Não proponho estender isenção a toda dívida. Isso apenas transformaria o sistema tributário em um catálogo de exceções. Proponho aprender com o mecanismo. O incentivo funciona porque altera quem financia, como financia e por quanto tempo. O crédito empresarial deveria buscar o mesmo princípio sem depender do benefício: aproximar investidores do ativo, separar riscos, criar padronização e tornar a obrigação negociável.
A transformação será lenta porque bancos não abandonarão margens e empresas não aprenderão estrutura espontaneamente. O banco vende simplicidade: assine aqui, ofereça o aval e receba amanhã. A arquitetura cobra preparação: organize contratos, revele dados, aceite covenants e permita monitoramento. Muitos empresários preferirão pagar caro para continuar opacos. Eles chamarão isso de agilidade. Na verdade, compram o direito de não se conhecer.

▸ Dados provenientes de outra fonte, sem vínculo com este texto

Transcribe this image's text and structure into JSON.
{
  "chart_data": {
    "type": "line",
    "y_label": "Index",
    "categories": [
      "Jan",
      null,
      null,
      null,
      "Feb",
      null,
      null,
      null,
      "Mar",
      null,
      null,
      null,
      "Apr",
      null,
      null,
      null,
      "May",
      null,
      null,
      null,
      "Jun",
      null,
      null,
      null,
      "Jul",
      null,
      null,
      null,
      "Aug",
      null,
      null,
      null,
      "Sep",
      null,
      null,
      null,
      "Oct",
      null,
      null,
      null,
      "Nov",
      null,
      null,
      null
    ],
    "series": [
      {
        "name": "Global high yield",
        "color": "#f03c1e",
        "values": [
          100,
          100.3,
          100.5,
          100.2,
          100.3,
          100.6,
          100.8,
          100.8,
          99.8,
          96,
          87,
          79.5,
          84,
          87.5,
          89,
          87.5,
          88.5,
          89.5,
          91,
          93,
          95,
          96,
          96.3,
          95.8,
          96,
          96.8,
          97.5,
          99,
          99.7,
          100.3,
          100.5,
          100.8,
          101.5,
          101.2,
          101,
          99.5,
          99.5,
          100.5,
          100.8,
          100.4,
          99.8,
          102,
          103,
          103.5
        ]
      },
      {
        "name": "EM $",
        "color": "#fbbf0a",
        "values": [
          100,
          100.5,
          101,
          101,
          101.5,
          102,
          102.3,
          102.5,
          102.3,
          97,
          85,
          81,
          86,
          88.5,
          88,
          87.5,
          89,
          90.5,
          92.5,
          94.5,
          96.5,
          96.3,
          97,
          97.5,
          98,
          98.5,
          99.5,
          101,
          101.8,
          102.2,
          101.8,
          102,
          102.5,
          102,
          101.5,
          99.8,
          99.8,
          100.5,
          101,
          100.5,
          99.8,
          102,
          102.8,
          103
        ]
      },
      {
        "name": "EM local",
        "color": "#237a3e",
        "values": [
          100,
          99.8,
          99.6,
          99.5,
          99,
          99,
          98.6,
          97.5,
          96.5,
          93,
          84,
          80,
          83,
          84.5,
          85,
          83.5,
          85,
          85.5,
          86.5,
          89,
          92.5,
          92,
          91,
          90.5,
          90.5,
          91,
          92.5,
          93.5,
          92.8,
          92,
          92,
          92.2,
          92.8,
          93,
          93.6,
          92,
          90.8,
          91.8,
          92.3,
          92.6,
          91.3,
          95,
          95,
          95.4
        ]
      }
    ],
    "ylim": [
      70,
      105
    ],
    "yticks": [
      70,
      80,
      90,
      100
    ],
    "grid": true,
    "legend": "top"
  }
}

O mercado de capitais não é moralmente superior ao banco. Pode ser mais cruel, procíclico e impessoal. Sua vantagem é outra: permite decompor e distribuir riscos em vez de mantê-los dentro de uma única instituição. Quando bem desenhado, conecta prazo longo a poupadores que podem suportá-lo. Quando mal desenhado, conecta vendedores de narrativa a compradores de yield. A estrutura determina qual versão prevalece.

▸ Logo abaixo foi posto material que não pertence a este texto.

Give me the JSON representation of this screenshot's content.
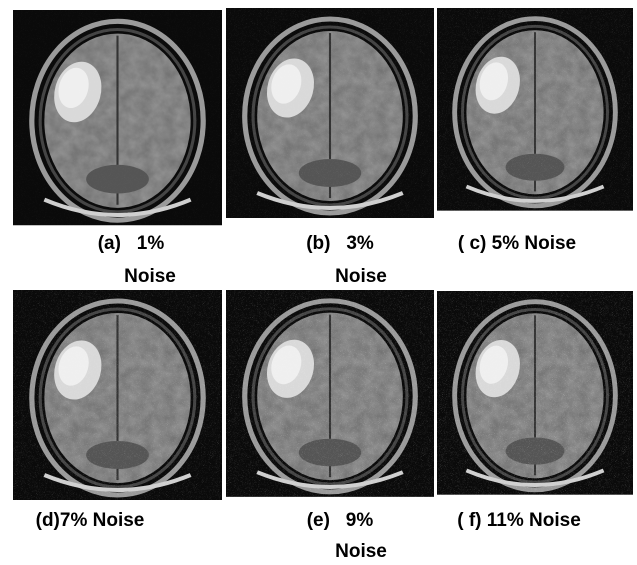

A Lei 12.431 será lembrada como incentivo à infraestrutura. Talvez sua lição mais ampla seja que o custo do capital muda quando se muda o canal. O empresário brasileiro foi ensinado a negociar taxa dentro do mesmo canal, como quem discute o preço da água sem procurar outra fonte. A debênture mostra que a pergunta correta antecede o preço: quem é o credor natural deste ativo?
Uma seguradora pode aceitar prazo que um banco não aceita. Um fundo pode comprar uma carteira granular que um investidor individual não consegue analisar. Uma família pode preferir renda isenta de longo prazo. Um fornecedor pode financiar estoque se tiver controle sobre a venda. Cada risco possui um comprador mais adequado. O trabalho do estruturador é encontrá-lo e remover as razões desnecessárias para que cobre medo adicional.
O andar de cima ganhou subsídio para desenhar porque já sabia falar a língua do desenho. O andar de baixo continuou na tabela porque ninguém traduziu sua operação. O próximo grande mercado de crédito brasileiro não será criado por obrigar todos a pagar a mesma taxa. Será criado por tornar milhares de riscos pequenos legíveis o bastante para que deixem de depender do mesmo balcão.